Questions about use of Creative Commons licensing

Shelley Powers asks some great questions about Creative Commons licensing:

By provided RDF/XML to desribe the license, the Creative Commons opened the door to including license information in any document formatted with markup, regardless of the appropriateness of the action, and our understanding of such actions. Such as in RSS feeds. Like this web page. Even extending to software, as Jon Udell demonstrated with his LibraryLookup functionality. Looking closer at Jon's use of the CCL, a question arises as to what exactly Jon is covering in the license: is it the LibraryLookup function? Or the contents of the web page where the license is embedded? This can't be understood just by the fact that the license is embedded in the same HTML page as the desciption of LibraryLookup. [ Shelley Powers]

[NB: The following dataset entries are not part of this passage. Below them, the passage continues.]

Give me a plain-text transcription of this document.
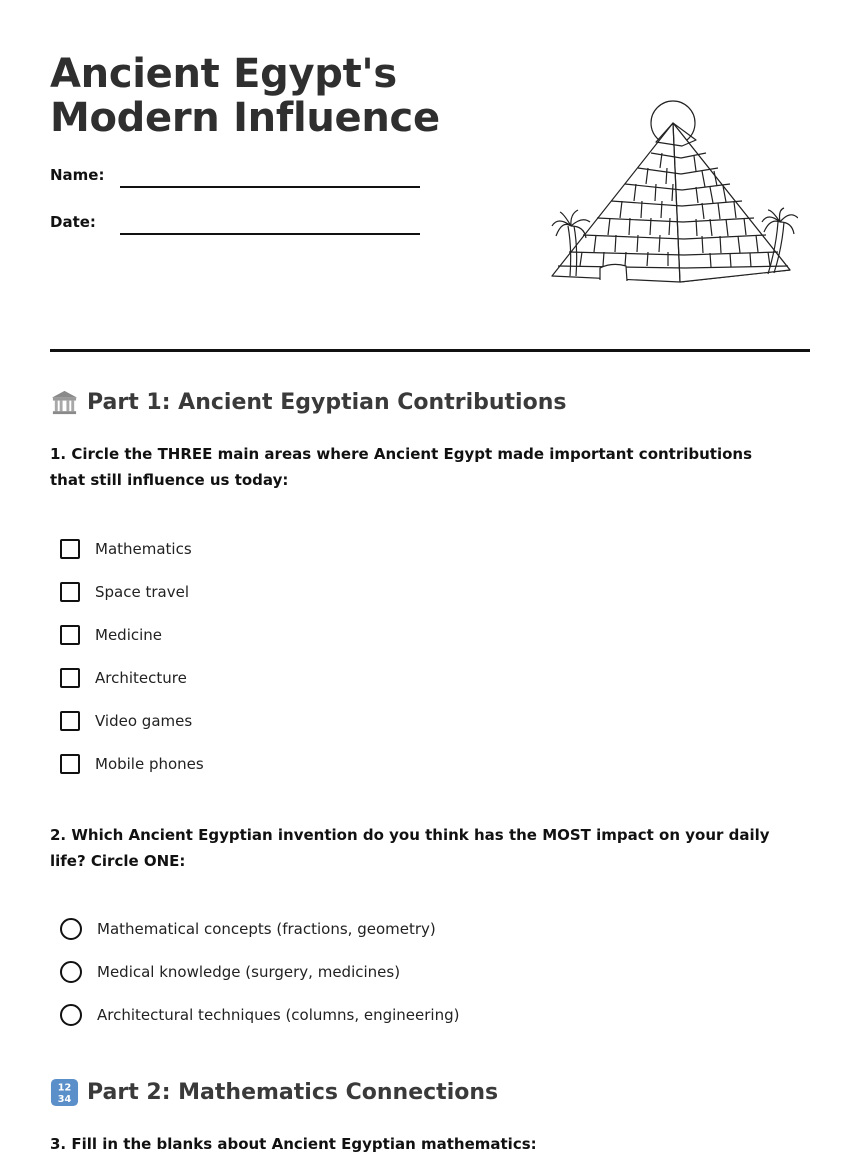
Ancient Egypt's Modern Influence
Name:
Date:
Part 1: Ancient Egyptian Contributions

1. Circle the THREE main areas where Ancient Egypt made important contributions that still influence us today:

Mathematics
Space travel
Medicine
Architecture
Video games
Mobile phones

2. Which Ancient Egyptian invention do you think has the MOST impact on your daily life? Circle ONE:

Mathematical concepts (fractions, geometry)
Medical knowledge (surgery, medicines)
Architectural techniques (columns, engineering)
12
34 Part 2: Mathematics Connections

3. Fill in the blanks about Ancient Egyptian mathematics:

My intent, expressed in the description embedded in the RDF, was to cover a "Method for using a JavaScript bookmarklet to extract the ISBN from an ISBN-bearing URL and use it to look up the book elsewhere, particularly in a local library." Not the software per se (of which there is hardly any), but the idea. And for the reason I stated: because business-method patents have been granted for even sillier things, and I saw this as a way to discourage that.

Although Sam Ruby approves, Shelley (via Matt Croydon) points to this entry on Larry Lessig's blog:

Matt Croydon wonders about how CC licenses will interact with software. The answer is that they won't. We share RMS's concern that there is a proliferation of licenses in software. Our view was that there was a dearth for other creative content. Thus we start outside the software world. For now, at least. [ Lawrence Lessig]

I've asked, in the comments section there, for an opinion as to whether LibraryLookup should in fact not use the cc license.